1. Field of the Invention
The present invention relates to a diamond semiconductor device and also to a method of producing the same. More particularly, the present invention is concerned with a diamond semiconductor device having an electroluminescence device which includes a luminescent layer made of a diamond crystal.
2. Description of the Related Art
In general, a diamond exhibits a band gap of about 5.4 eV which is much greater than that of silicon, as well as a large mobility of holes. In addition, mobility of electrons is as large as that exhibited by silicon. Furthermore, a diamond has a small specific dielectric constant and large thermal conductivity. For these reasons, a diamond is considered to be very useful as a semiconductor material.
Under this circumstance, studies have been made on semiconductors using diamonds prepared by vapor phase synthesis. For instance, methods of forming semiconductor devices using diamond films are disclosed in Japanese Patent Laid-Open Publication Nos. 59-208821, 59-213126 and 60-246627. A report also has been made concerning Schottky barrier diodes which utilize a rectification effect between a metal and a p-type semiconductor diamond, as in a Extended Abstracts (The 50th Autumn Meeting, 1989); The Japan Society of applied Physics, pp 383-384, lecture Nos. 28a-E-7, 28a-E-8 and 28a-E-9.
In regard to an electroluminescence device (referred to as an "EL device", hereinunder) which employs a luminescent layer made of diamond crystal formed by vapor phase synthesis, the present inventors have proposed an EL device having double-insulation structure in JAPANESE JOURNAL OF APPLIED PHYSICS, Vol. 28, No. 10, pp L1848 to L1850 (1989). A Schottky type light emitting diode also has been proposed by Nishibayashi et al., in a Extended Abstracts (The 36th Spring Meeting, 1989); The Japan Society of Applied Physics and Related Societies, 2a-N-8, p 481, 1989.
The known semiconductor devices using diamond, however, could not provide satisfactory characteristics. For instance, the level of the operation current is undesirably limited when the devices have pn junctions, which are basic constructions in semiconductor devices. This is mainly attributed to the fact that n-type semiconductors having low resistance levels are difficult to obtain with diamond.
Japanese Patent Laid-Open Publication Nos. 59-208821, 59-213126 and 60-246627 disclose various methods for obtaining n-type semiconductors, such as ion implantation of phosphorus, arsenic or antimony into a diamond, and doping of diamond with a material gas containing a hydrogenated compound of the above-mentioned substances. Doping with such an element, however, generally results in a high resistance value of 10.sup.2 .OMEGA..cm or greater, failing to meet the demand for low resistance values (not greater than several tens of .OMEGA..cm).

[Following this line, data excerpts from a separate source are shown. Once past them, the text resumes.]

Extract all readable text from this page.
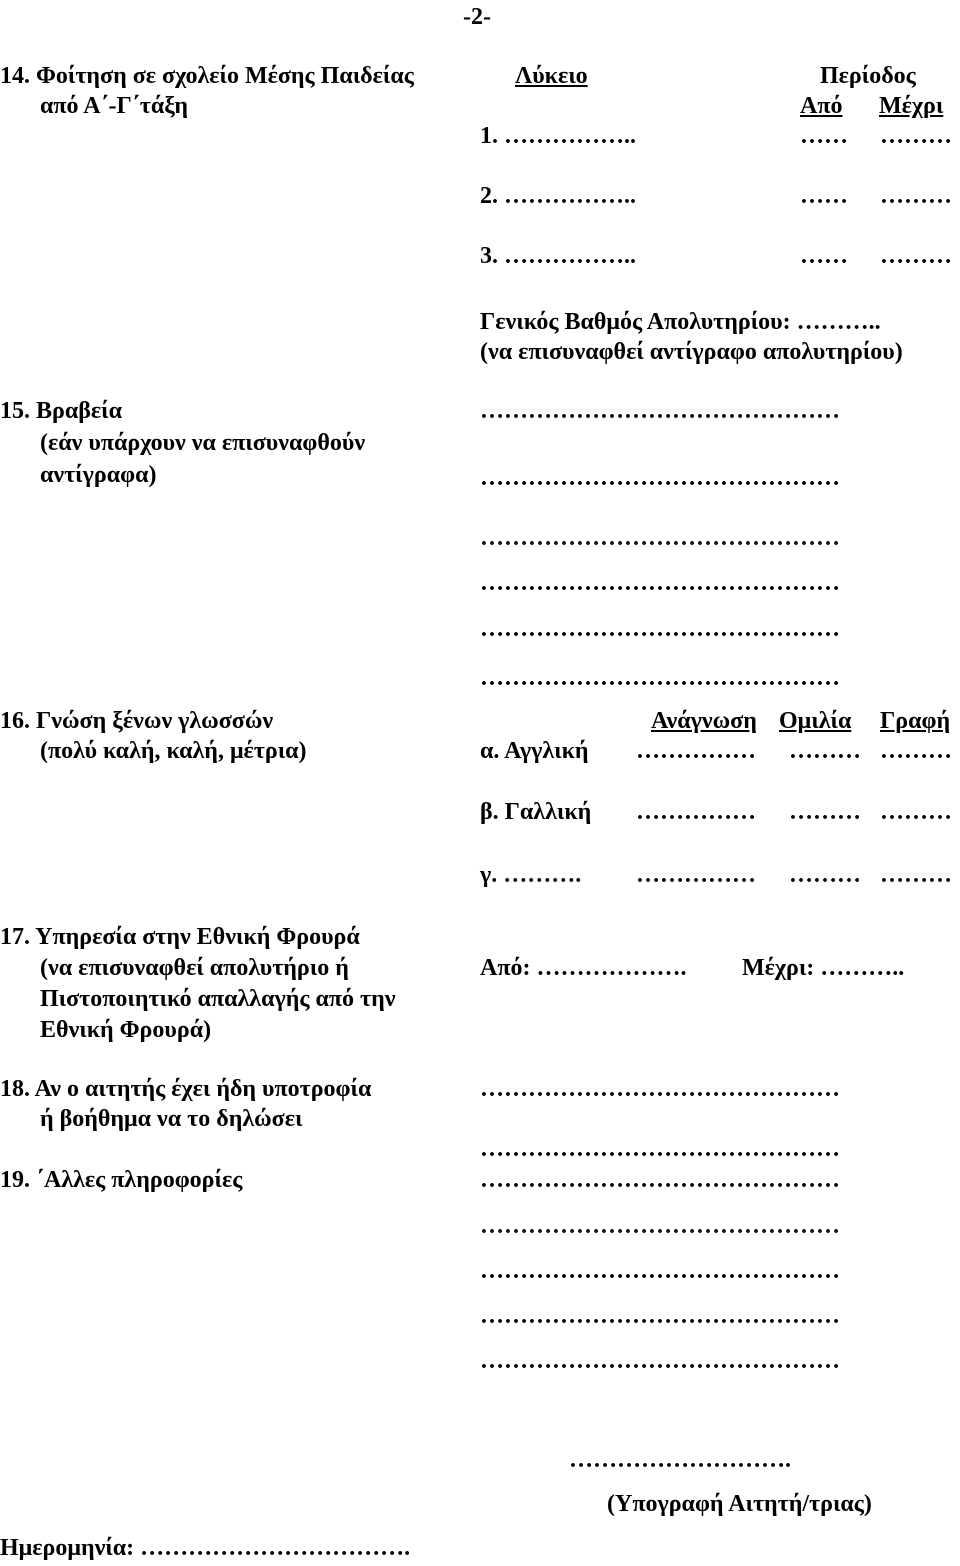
-2-
14. Φοίτηση σε σχολείο Μέσης Παιδείας
από Α΄-Γ΄τάξη
Λύκειο	Περίοδος
Από Μέχρι
1. ……………..	…… ………
2. ……………..	…… ………
3. ……………..	…… ………
Γενικός Βαθμός Απολυτηρίου: ………..
(να επισυναφθεί αντίγραφο απολυτηρίου)
15. Βραβεία
(εάν υπάρχουν να επισυναφθούν
αντίγραφα)
………………………………………
………………………………………
………………………………………
………………………………………
………………………………………
………………………………………
16. Γνώση ξένων γλωσσών
(πολύ καλή, καλή, μέτρια)
Ανάγνωση Ομιλία Γραφή
α. Αγγλική …………… ……… ………
β. Γαλλική …………… ……… ………
γ. ………. …………… ……… ………
17. Υπηρεσία στην Εθνική Φρουρά
(να επισυναφθεί απολυτήριο ή
Πιστοποιητικό απαλλαγής από την
Εθνική Φρουρά)
Από: ………………. Μέχρι: ………..
18. Αν ο αιτητής έχει ήδη υποτροφία
ή βοήθημα να το δηλώσει
………………………………………
………………………………………
19. ΄Αλλες πληροφορίες	………………………………………
………………………………………
………………………………………
………………………………………
………………………………………
……………………….
(Υπογραφή Αιτητή/τριας)
Ημερομηνία: …………………………….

Thus, it has been impossible to produce a pn junction type diamond semiconductor device which can operate with a large electric current, by using an n-type semiconductor doped with phosphorus, arsenic and antimony.
A Schottky barrier diode, which has a rectification function similar to that of pn junction, undesirably has inferior dielectric strength against backward current and exhibits a large leak of backward electric current. Furthermore, this type of diode cannot be produced with a high degree of reproducibility, due to the fact that the rectification characteristic has a large dependency on the state of the interface between the metal and the diamond semiconductor.
Furthermore, production of a Schottky light emitting diodes requires an impractically high production cost, because it essentially employs homo-epitaxial growth on a diamond single crystal substrate which is formed by a high-pressure synthesis process.
The aforementioned EL device proposed by the present inventors employs a ploy crystalline diamond formed on an ordinary silicon wafer so that it can conveniently be mass-produced at a low cost. In putting this EL device to practical use, however, the following problems have been encountered in some cases.
FIG. 10 shows an EL device having a double-insulation layer structure proposed by the present inventors. This device has a diamond layer 14 which is sandwiched between insulating layers 12, 13 and 15 as illustrated. The lower insulating layers 12 and 13 under the diamond luminescent layer 14 are undesirably subjected to ions and radical seeds containing hydrogen, oxygen and carbon at a high temperatures of 800.degree. C. or higher during the formation of the diamond luminescent layer 14. Consequently, these insulating layers are damaged and suffer from degradation in their insulating effect, i.e., reduction in insulating dielectric strength, resulting in a degradation in the durability of the EL device as a product.
Furthermore, the use of poly crystalline diamond as an the luminescent layer causes problems such as the consequent impediment to movement of electrons at grain boundaries. In addition, an amorphous carbon or graphite phase in the grain boundaries allows leakage of electric current, resulting in problems such as impairment of luminescence and durability of the device.